Choose to classify original data using 7-center cluster and create new column “cluster_num” in original dataset to denote classification.
spotify_songs_final <- cbind(spotify_reduced, cluster_num = km_7$cluster)
Display original dataset with new classification in new “cluster_num” column.
rmarkdown::paged_table(spotify_songs_final)
Check the proportion of each type of cluster in dataset.
table("\nFrequency" = factor(spotify_songs_final$cluster_num)
) %>%
prop.table()
##
## Frequency
## 1 2 3 4 5 6 7
## 0.09744930 0.16800729 0.04306909 0.10112079 0.24454113 0.13354084 0.21227155
# gunakan fungsi fviz_cluster() dari package factoextra
fviz_cluster(
object =km_7,
data = spotify_reduced.scaled
)
We used princomp() and prcomp() as preliminaries to using k-means. The prcomp() function generated components that are similar to k-means components, in terms of the cumulative explained variance ability of the components.
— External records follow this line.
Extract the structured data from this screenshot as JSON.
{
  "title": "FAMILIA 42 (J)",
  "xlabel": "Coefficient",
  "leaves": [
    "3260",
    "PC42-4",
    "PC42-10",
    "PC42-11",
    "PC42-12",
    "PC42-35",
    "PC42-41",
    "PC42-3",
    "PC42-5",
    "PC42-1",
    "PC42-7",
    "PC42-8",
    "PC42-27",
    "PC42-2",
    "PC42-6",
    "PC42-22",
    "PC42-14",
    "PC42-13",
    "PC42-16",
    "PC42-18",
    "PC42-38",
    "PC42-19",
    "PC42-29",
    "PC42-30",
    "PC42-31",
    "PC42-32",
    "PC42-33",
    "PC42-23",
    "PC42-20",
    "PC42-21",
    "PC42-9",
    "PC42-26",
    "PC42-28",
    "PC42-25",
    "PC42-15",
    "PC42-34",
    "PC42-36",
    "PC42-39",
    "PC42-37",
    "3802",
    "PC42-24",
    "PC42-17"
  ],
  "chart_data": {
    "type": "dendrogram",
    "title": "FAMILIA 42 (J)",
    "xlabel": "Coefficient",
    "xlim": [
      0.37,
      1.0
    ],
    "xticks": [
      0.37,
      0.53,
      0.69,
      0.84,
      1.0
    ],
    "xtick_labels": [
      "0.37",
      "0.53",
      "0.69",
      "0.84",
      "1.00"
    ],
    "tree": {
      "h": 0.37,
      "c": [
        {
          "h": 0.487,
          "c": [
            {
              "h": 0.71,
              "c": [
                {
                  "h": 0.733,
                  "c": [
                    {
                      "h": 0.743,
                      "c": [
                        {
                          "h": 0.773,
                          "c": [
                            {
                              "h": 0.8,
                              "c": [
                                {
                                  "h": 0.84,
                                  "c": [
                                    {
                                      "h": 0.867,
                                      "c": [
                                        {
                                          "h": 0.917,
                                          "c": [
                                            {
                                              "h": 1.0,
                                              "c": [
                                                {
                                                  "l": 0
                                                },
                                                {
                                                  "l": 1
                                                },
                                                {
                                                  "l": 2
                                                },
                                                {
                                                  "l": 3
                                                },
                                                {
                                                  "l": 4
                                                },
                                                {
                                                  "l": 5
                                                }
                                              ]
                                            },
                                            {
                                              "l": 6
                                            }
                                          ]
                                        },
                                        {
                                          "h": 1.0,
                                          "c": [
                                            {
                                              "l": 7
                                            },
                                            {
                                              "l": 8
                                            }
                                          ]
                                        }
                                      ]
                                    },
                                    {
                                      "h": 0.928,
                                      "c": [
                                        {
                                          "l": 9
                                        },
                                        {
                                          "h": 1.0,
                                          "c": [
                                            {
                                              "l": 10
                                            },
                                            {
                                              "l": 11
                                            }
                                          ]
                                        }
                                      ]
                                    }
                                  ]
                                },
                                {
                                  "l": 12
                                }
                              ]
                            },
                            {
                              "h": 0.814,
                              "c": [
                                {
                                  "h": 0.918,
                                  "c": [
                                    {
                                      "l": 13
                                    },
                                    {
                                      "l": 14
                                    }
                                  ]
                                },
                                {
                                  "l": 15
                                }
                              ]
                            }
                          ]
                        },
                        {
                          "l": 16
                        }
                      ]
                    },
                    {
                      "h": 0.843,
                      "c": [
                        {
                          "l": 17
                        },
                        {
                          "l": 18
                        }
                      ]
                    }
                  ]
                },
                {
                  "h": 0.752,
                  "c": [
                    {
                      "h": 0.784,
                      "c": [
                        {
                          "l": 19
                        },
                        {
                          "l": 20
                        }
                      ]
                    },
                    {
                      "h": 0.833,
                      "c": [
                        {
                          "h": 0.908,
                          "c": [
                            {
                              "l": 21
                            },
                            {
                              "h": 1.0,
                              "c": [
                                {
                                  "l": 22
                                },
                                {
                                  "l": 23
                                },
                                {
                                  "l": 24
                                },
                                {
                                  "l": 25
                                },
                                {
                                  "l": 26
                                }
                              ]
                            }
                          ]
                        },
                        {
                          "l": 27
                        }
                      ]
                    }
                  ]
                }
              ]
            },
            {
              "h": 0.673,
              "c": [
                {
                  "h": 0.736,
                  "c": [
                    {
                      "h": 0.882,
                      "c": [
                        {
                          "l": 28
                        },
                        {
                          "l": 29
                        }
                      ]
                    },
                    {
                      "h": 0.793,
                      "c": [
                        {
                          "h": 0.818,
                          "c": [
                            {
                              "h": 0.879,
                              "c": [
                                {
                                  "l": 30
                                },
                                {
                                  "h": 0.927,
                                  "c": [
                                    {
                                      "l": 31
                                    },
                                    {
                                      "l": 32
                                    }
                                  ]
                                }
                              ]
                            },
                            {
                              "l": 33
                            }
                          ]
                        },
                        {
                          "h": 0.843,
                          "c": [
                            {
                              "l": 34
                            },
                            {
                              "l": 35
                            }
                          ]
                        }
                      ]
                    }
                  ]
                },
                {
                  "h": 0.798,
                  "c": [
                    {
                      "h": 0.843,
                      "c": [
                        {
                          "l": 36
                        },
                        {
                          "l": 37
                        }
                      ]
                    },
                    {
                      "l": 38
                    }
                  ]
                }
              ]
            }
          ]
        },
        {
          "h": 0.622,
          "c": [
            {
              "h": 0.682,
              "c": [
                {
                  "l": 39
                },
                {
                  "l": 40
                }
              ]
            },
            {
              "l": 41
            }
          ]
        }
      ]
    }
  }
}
According to the Scree plot for prcomp() a seven(7) cluster classification can explain 85% of variances in the original dataset. We choose the seven(7) clusters to classify the original dataset. This clusterization show that 25% of the dataset lie in cluster number 7, 22% in cluster number 6, 17% in cluster number 5, and 15% in cluster number 2.